Arbitration hearings get under way
The former Bob Taylor Jeep in Naples, Fla., intends to make the case that it performed effectively, was sufficiently capitalized, helped Chrysler and was an asset to its community, said Sandra Taylor, who with her husband, Bob Taylor, owns the rejected dealership.
"I've got plenty of supporting data," she said in a phone interview. "We did a good job for Chrysler. We were surprised by their actions."
The dealership on Florida's affluent southwest coast had the Jeep franchise since 1983, Taylor said. It was terminated last May as part of Chrysler's bankruptcy, along with 788 other dealerships.
Chrysler awarded a Jeep franchise to another dealership in the market in December, not long before President Barack Obama signed legislation providing arbitration for Chrysler Group and General Motors Co. stores seeking reinstatement, Taylor said.
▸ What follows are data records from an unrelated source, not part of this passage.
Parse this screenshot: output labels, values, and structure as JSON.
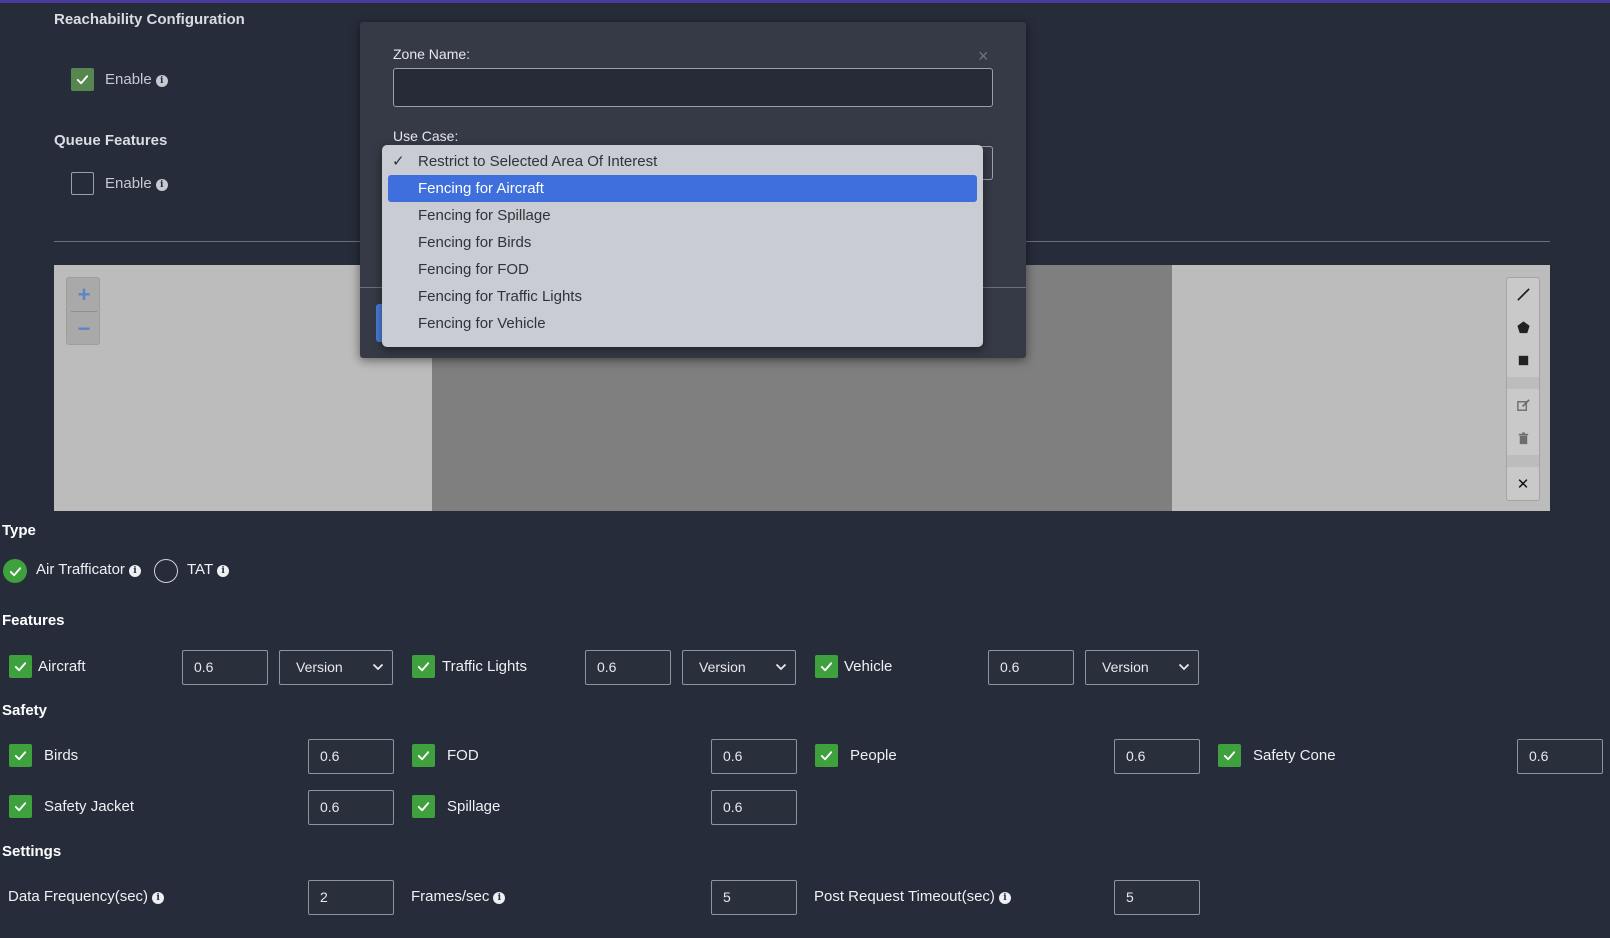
{
  "reachability": {
    "title": "Reachability Configuration",
    "enable_label": "Enable",
    "enabled": true
  },
  "queue": {
    "title": "Queue Features",
    "enable_label": "Enable",
    "enabled": false
  },
  "modal": {
    "zone_name_label": "Zone Name:",
    "zone_name_value": "",
    "use_case_label": "Use Case:",
    "close_glyph": "×"
  },
  "use_case_options": [
    {
      "label": "Restrict to Selected Area Of Interest",
      "checked": true,
      "highlighted": false
    },
    {
      "label": "Fencing for Aircraft",
      "checked": false,
      "highlighted": true
    },
    {
      "label": "Fencing for Spillage",
      "checked": false,
      "highlighted": false
    },
    {
      "label": "Fencing for Birds",
      "checked": false,
      "highlighted": false
    },
    {
      "label": "Fencing for FOD",
      "checked": false,
      "highlighted": false
    },
    {
      "label": "Fencing for Traffic Lights",
      "checked": false,
      "highlighted": false
    },
    {
      "label": "Fencing for Vehicle",
      "checked": false,
      "highlighted": false
    }
  ],
  "map": {
    "zoom_in": "+",
    "zoom_out": "−",
    "close_glyph": "✕"
  },
  "type": {
    "title": "Type",
    "options": [
      {
        "label": "Air Trafficator",
        "selected": true
      },
      {
        "label": "TAT",
        "selected": false
      }
    ]
  },
  "features": {
    "title": "Features",
    "items": [
      {
        "label": "Aircraft",
        "value": "0.6",
        "version": "Version"
      },
      {
        "label": "Traffic Lights",
        "value": "0.6",
        "version": "Version"
      },
      {
        "label": "Vehicle",
        "value": "0.6",
        "version": "Version"
      }
    ]
  },
  "safety": {
    "title": "Safety",
    "items": [
      {
        "label": "Birds",
        "value": "0.6"
      },
      {
        "label": "FOD",
        "value": "0.6"
      },
      {
        "label": "People",
        "value": "0.6"
      },
      {
        "label": "Safety Cone",
        "value": "0.6"
      },
      {
        "label": "Safety Jacket",
        "value": "0.6"
      },
      {
        "label": "Spillage",
        "value": "0.6"
      }
    ]
  },
  "settings": {
    "title": "Settings",
    "items": [
      {
        "label": "Data Frequency(sec)",
        "value": "2"
      },
      {
        "label": "Frames/sec",
        "value": "5"
      },
      {
        "label": "Post Request Timeout(sec)",
        "value": "5"
      }
    ]
  },
  "colors": {
    "accent_green": "#3ea13d",
    "highlight_blue": "#3e6fdc",
    "background": "#262c3a"
  }
}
Chrysler declined to comment on the Taylor arbitration.
The first arbitration hearing was held in Cincinnati on Wednesday, April 14, said India Johnson, senior vice president of the American Arbitration Association. She declined to name the dealership involved.
One of the next hearings scheduled is Taylor's, which is being held jointly with two other former Chrysler Group dealerships in Florida, Deland Dodge and Venice Dodge.
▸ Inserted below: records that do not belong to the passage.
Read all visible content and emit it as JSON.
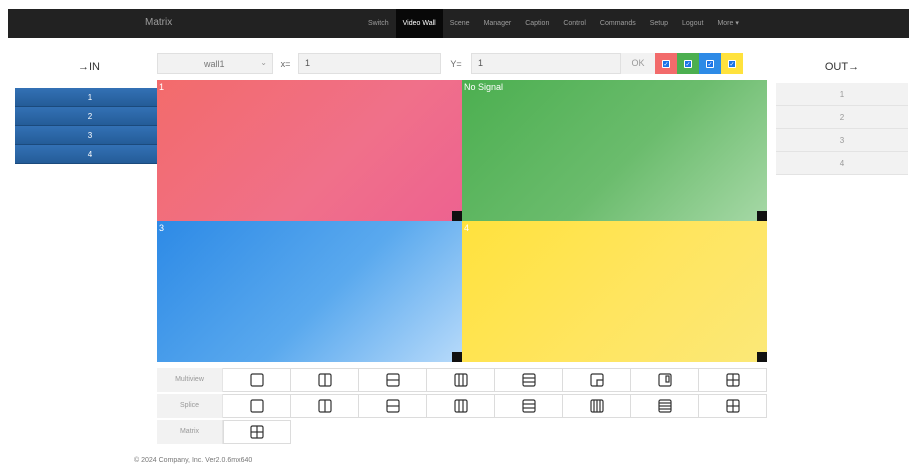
{
  "nav": {
    "brand": "Matrix",
    "links": [
      {
        "label": "Switch",
        "active": false
      },
      {
        "label": "Video Wall",
        "active": true
      },
      {
        "label": "Scene",
        "active": false
      },
      {
        "label": "Manager",
        "active": false
      },
      {
        "label": "Caption",
        "active": false
      },
      {
        "label": "Control",
        "active": false
      },
      {
        "label": "Commands",
        "active": false
      },
      {
        "label": "Setup",
        "active": false
      },
      {
        "label": "Logout",
        "active": false
      },
      {
        "label": "More ▾",
        "active": false
      }
    ]
  },
  "inputs": {
    "title": "→IN",
    "items": [
      "1",
      "2",
      "3",
      "4"
    ]
  },
  "outputs": {
    "title": "OUT→",
    "items": [
      "1",
      "2",
      "3",
      "4"
    ]
  },
  "toolbar": {
    "wall_value": "wall1",
    "x_label": "x=",
    "x_value": "1",
    "y_label": "Y=",
    "y_value": "1",
    "ok_label": "OK",
    "color_toggles": [
      {
        "color": "#f26b6b",
        "checked": true
      },
      {
        "color": "#4caf50",
        "checked": true
      },
      {
        "color": "#2d8ae6",
        "checked": true
      },
      {
        "color": "#ffe23d",
        "checked": true
      }
    ]
  },
  "screens": [
    {
      "label": "1",
      "color": "#f36b6b"
    },
    {
      "label": "No Signal",
      "color": "#4caf50"
    },
    {
      "label": "3",
      "color": "#2d8ae6"
    },
    {
      "label": "4",
      "color": "#ffe23d"
    }
  ],
  "layouts": {
    "multiview": {
      "label": "Multiview",
      "icons": [
        "single-layout-icon",
        "split-vertical-2-icon",
        "split-horizontal-2-icon",
        "split-vertical-3-icon",
        "split-horizontal-3-icon",
        "pip-corner-icon",
        "pip-side-icon",
        "grid-2x2-icon"
      ]
    },
    "splice": {
      "label": "Splice",
      "icons": [
        "single-layout-icon",
        "split-vertical-2-icon",
        "split-horizontal-2-icon",
        "split-vertical-3-icon",
        "split-horizontal-3-icon",
        "split-vertical-4-icon",
        "split-horizontal-4-icon",
        "grid-2x2-icon"
      ]
    },
    "matrix": {
      "label": "Matrix",
      "icons": [
        "grid-2x2-icon"
      ]
    }
  },
  "footer": "© 2024 Company, Inc. Ver2.0.6mx640"
}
All three dealerships are represented by the same lawyer, Mark Ornstein of Orlando, and all three cases will be presented to the same arbitrator at the same time, the lawyer said.
"By the luck of the draw, we've had less time to prepare for these cases,'' said Ornstein, himself a former dealer.
Sandra Taylor said she plans to testify at the hearing. One point she plans to make is that Bob Taylor Jeep made a substantial contribution to the local community.
Said Taylor: "I knew almost all our customers personally, and I know everyone who worked for me. A number of them are hurting badly from this."